S auvez l'art culinaire français ! Mais pour ce faire, il faut avant tout sauver le «vivier» constitué par la majorité des cuisiniers-restaurateurs, dont on ne voit jamais la toque ni la tronche dans les photos de vernissage que vous êtes amené à fréquenter.

Les responsables passent ainsi allègrement à côté du problème essentiel qui consiste à arrêter de suite, pas demain, une déroute financière déjà engagée -TVA 20,6%, charges sociales délirantes sur une masse salariale très élevée dans cette profession- et pour finir, une désertion de ce métier qui s'amplifie de jour en jour.
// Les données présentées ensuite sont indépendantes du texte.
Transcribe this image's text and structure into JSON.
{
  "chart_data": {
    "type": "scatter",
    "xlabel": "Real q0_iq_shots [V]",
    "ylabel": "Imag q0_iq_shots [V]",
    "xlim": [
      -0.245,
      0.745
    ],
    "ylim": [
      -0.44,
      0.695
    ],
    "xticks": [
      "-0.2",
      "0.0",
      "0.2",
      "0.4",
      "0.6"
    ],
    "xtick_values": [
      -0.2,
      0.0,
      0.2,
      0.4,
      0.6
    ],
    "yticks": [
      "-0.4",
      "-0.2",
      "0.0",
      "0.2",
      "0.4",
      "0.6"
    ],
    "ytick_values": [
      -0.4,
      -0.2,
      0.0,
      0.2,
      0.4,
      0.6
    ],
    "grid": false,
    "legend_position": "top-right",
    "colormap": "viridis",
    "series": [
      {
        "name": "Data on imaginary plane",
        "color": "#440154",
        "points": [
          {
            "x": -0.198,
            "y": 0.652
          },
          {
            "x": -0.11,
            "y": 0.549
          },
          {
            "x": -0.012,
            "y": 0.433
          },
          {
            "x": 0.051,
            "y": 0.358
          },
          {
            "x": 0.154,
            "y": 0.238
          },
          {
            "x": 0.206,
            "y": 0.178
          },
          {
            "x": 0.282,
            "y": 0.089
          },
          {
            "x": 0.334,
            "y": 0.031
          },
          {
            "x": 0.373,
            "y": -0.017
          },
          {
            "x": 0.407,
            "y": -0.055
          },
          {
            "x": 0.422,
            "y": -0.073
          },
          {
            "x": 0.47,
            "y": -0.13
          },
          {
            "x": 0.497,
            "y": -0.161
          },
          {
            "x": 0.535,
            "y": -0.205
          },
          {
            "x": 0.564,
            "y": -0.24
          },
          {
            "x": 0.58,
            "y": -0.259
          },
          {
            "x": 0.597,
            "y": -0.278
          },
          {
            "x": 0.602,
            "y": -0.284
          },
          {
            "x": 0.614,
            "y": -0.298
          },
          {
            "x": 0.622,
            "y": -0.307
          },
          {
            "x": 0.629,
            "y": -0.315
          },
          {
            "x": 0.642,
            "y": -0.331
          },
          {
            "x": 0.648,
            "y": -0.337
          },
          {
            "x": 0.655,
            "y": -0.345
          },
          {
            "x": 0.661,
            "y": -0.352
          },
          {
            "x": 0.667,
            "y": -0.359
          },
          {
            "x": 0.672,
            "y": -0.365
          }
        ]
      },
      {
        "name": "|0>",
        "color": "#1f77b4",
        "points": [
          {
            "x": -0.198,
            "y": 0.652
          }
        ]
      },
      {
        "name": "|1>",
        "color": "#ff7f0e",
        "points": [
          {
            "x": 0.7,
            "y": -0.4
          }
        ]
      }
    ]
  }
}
Pour s'en apercevoir, il faut s'éloigner un peu des Picasso du «piano», qui auront toujours leur clientèle dorée et leurs chantres attitrés. Un Gagnaire s'en sortira toujours, tant mieux, on n'est pas jaloux ! Mais pour les autres, c'est le naufrage annoncé et avec lui, celui de la véritable gastronomie française.

L'art culinaire, comme tout art, est un art populaire et il est en voie de disparition. Comme les dinosaures. Mais si pour eux on ne sait pas trop pourquoi, pour l'art culinaire, on sait. Alors médicaments, s'il vous plaît !

Les McDo de tout poil qui occupent les places laissées vides ne signifient pas fatalement une évolution normale des habitudes. Cherchez plutôt du côté de la TVA à 5,5% majoritaire sur les prestations équivoques de ce type de restauration dit «rapide» et un personnel réduit au maximum.

M. Berrut

Restaurant «Au Petit chez Soi» à la Celle-St-Cloud.